Tumeurs, Colao (Css) : « Des informations et des formations sont nécessaires pour les neuroendocriniens »

« Les tumeurs neuroendocrines sont rares, mais elles sont nombreuses. Nous devons être préparés au fait que ce type de maladie peut apparaître avec des symptômes très variés et très différents, car il existe différents organes dans lesquels la tumeur peut prendre naissance. Le mot clé est donc l’étude, l’information, la formation du personnel et, si nous le voulons, l’amélioration des outils de diagnostic dont nous disposons aujourd’hui ». Ce sont les mots d’Annamaria Colao, vice-présidente du Conseil Supérieur de la Santé (Css) et directrice du département de soins intégrés d’endocrinologie, diabétologie, andrologie et nutrition de l’Université de Naples « Federico II », aujourd’hui au Sénat lors de la réunion « Les tumeurs neuroendocrines, au-delà de la rareté : des besoins réels aux solutions possibles », promue par le sénateur Guido Quintino Liris avec le soutien inconditionnel d’Ipsen.

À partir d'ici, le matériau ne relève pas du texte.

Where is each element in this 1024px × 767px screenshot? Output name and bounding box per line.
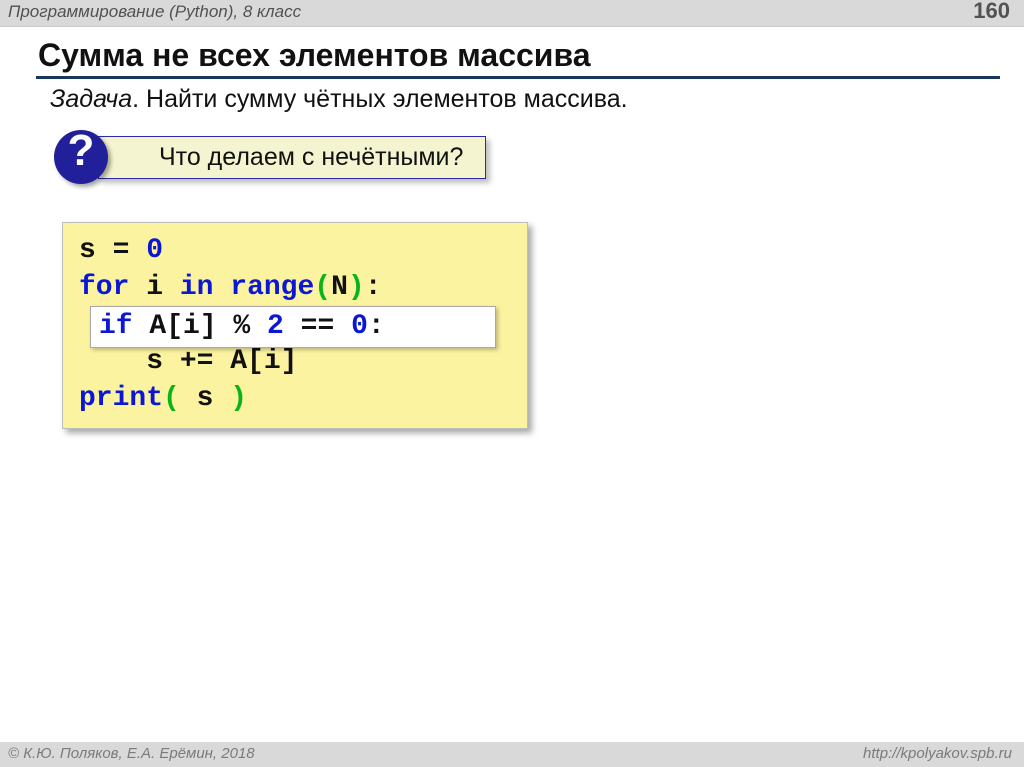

« La chance – explique-t-il – est que ces tumeurs expriment pratiquement toujours un récepteur qui appartient à la famille des récepteurs des neurotransmetteurs – explique-t-il – et donc nous pouvons d’une manière ou d’une autre l’identifier et le visualiser. Ceci nous est utile non seulement pour un diagnostic opportun, mais aussi pour une thérapie qui deviendra de plus en plus personnalisée ».

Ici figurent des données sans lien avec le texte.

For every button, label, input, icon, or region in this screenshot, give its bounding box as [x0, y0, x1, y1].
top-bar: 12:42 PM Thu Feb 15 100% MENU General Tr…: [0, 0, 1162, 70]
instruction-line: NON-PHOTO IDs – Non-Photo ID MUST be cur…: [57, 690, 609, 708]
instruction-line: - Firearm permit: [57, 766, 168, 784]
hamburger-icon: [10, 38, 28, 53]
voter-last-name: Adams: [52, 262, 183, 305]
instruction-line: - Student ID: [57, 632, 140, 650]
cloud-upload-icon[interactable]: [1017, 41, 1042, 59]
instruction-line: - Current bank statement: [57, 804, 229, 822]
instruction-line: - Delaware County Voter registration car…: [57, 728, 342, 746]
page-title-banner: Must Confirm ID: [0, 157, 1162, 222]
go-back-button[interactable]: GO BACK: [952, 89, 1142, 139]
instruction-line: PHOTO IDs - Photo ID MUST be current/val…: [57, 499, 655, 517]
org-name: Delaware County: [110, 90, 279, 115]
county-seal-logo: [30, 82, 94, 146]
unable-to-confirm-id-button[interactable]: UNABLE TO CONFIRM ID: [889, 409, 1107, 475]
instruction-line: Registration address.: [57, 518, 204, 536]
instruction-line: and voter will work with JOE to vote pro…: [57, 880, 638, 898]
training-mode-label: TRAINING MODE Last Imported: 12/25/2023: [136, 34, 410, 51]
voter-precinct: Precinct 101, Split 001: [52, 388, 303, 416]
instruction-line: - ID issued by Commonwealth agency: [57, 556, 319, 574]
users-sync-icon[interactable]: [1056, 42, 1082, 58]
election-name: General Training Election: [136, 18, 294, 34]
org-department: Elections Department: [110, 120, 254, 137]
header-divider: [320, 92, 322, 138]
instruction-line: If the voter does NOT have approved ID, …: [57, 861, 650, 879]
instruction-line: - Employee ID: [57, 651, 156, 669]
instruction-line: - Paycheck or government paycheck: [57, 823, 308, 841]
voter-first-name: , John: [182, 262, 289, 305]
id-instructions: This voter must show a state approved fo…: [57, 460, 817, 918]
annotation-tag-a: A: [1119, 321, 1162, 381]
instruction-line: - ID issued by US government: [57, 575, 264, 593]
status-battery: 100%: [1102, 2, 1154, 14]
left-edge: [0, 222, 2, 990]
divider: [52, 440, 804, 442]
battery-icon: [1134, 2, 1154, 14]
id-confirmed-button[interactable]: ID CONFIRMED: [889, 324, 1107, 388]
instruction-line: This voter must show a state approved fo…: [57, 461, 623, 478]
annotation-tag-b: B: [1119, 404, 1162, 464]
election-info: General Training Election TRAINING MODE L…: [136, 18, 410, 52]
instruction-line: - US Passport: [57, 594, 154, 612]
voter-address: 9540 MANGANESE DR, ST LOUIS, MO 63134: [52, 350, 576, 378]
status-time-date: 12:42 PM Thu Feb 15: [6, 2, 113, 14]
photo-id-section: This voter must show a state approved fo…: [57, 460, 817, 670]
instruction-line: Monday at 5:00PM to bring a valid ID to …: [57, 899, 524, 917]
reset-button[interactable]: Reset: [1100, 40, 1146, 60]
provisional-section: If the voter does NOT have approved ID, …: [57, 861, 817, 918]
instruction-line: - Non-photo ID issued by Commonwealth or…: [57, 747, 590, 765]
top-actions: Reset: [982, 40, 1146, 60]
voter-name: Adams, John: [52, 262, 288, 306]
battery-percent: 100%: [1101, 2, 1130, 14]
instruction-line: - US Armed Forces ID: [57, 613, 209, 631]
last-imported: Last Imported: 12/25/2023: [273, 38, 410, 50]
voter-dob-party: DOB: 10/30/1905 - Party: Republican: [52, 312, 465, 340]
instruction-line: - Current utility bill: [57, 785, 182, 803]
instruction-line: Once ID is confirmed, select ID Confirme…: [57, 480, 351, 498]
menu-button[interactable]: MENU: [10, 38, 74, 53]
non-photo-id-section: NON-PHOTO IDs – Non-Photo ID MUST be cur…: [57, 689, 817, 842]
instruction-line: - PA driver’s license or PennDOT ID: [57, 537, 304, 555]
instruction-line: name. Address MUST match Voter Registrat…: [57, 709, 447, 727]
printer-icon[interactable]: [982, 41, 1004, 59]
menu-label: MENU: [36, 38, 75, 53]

« Le citoyen – prévient Colao – doit savoir que de nombreux symptômes différents, qui peuvent aller de la banale encombrement abdominal, avec des symptômes nuancés de mauvaise digestion et qui se répètent trop souvent dans le temps, jusqu’à un pic de tension artérielle, une bouffée de chaleur, une transpiration abondante ou une rougeur du visage, peuvent en réalité être l’expression de ces tumeurs ».